Lo sucedido con el presidente de la
República, con los bochornosos audios propalados de manera irregular en el
pleno del Congreso, merece en primer lugar una exhaustiva investigación que
debe caer en manos del Ministerio Público, que es la instancia correspondiente
para evaluar y aquilatar si lo que allí se escucha constituye delito o no, y si
encuentra que hay indicios suficientes dar curso al debido proceso. Lo que no
se puede hacer es saltarse alegre e irresponsablemente los conductos regulares
de cómo funciona la justicia, festinando trámites de una manera insensata y
afiebrada sólo por el prurito de descabezar un poder del Estado para tomarlo
enseguida y hacer de las suyas. Es cierto que todos los peruanos estamos
indignados con los acontecimientos, desconcertados y suspensos, como diría un
personaje de Cervantes, pero actuar como pretende hacerlo cierto sector del
Poder Legislativo, con ánimo de vendetta
e ínfulas cuchilleras, desconociendo el trágico telón de fondo de una de las
crisis sanitarias y económicas más devastadoras de toda nuestra historia, es
francamente demencial.
No resisto copiar las palabras de Javier
Marías en su artículo de este domingo, escritas para otra realidad pero que calzan
como anillo al dedo para lo que pasa por estas tierras: “Como soy muy veterano, me ha dado tiempo a
comprobar algo frecuente: quienes más ponen el grito en el cielo, quienes
acusan y denuncian con mayores estrépito y vehemencia, quienes más se indignan
públicamente ante las corrupciones, los latrocinios y las injusticias, suelen
ser quienes menos autoridad moral tienen para hacerlo.
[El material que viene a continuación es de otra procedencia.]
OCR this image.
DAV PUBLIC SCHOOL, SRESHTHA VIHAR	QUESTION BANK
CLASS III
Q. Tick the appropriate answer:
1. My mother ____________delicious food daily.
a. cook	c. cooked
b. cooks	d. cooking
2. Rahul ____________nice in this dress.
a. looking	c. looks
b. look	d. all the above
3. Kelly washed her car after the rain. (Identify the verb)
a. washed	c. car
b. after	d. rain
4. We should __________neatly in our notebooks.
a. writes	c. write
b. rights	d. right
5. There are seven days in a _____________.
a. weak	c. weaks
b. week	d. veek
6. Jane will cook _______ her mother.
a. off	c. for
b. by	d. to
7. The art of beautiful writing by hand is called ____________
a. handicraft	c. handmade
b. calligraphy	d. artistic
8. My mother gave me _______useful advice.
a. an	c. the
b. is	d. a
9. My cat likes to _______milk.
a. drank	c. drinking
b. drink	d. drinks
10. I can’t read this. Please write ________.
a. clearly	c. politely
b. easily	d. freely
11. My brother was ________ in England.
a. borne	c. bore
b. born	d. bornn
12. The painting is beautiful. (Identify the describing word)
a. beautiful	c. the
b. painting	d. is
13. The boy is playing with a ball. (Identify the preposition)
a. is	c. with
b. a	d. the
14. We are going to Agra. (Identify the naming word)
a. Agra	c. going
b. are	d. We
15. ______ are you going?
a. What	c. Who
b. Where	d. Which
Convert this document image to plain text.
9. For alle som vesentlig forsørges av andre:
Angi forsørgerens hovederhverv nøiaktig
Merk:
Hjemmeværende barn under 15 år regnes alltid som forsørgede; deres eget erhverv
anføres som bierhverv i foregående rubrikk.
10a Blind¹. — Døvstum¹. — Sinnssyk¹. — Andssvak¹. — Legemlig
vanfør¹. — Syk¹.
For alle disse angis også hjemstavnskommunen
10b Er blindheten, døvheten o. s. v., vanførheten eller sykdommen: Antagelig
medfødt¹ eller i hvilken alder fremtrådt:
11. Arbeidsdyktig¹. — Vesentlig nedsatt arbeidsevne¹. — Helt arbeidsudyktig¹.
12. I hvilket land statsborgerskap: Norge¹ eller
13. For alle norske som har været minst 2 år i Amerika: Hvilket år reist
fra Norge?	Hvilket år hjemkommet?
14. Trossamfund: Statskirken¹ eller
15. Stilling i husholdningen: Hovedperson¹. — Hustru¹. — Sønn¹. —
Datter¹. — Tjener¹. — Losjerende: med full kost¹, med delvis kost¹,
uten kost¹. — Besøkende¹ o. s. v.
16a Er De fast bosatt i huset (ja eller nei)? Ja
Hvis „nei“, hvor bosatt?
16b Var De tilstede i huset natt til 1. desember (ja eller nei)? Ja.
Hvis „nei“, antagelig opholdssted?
A veces —aún es más— son
los más corruptos, ladrones e injustos de todos. En estos últimos casos les
conviene mostrar su furia contra otros para así procurarse coartada y desviar
la atención de sí mismos. El truco es viejísimo y simple, pero continúa
funcionando. El mensaje que lanzan es este: “¿Cómo voy a ser yo corrupto o
ladrón si me encolerizo —ya lo ven— con los que lo son o parece que lo son?” Huelga decir que estos
vociferantes nunca aguardan a que algo esté probado, ni conocen la presunción
de inocencia. No es raro que anden a la caza de chivos expiatorios para no
convertirse ellos en tales.»
Tal cual, el tipo que arrastra numerosas
acusaciones ante el Poder Judicial, incriminado en delitos de diversa índole,
es aquél que a la primera, y tal vez esperando la ocasión más propicia, lanza
la bomba en el recinto parlamentario amparado en su condición de congresista y
con la sospechosa anuencia del presidente de la Cámara. Inmediatamente desliza
y hace correr el rumor de vacancia, apelando a una causal de dudosa
interpretación en la Constitución, una calificación del más puro subjetivismo
que se presta para cualquier cosa, y que hace tiempo ya debió ser regulado por
el propio Congreso o por el Tribunal Constitucional. Invocar la “incapacidad
moral”, como están haciendo los fautores del desaguisado, no puede ser la
salida para este nuevo entrampamiento de nuestra vida política. Estamos
atravesando una verdadera tormenta múltiple y desbancar al piloto no creo que
sea lo más cuerdo y racional.
Y para agregar más ingredientes al
sancochado, el presidente del Congreso realiza llamadas a los comandantes
generales de las FF.AA. para dizque transmitirles «tranquilidad», como si
nuestro país tuviera todavía que ampararse en el sector militar para garantizar
el real funcionamiento de su democracia. En un acto sedicioso, que sus secuaces
jamás van a reconocer, ha pretendido involucrar a las fuerzas castrenses en una
intentona a todas luces golpista. Y pensar que el susodicho pertenece a un
partido con una dolorosa historia como víctima de estos actos de fuerza. Qué
diría el fundador y jefe de Acción Popular si supiera que uno o varios de sus
seguidores se han puesto en el plan de tocar las puertas de los cuarteles.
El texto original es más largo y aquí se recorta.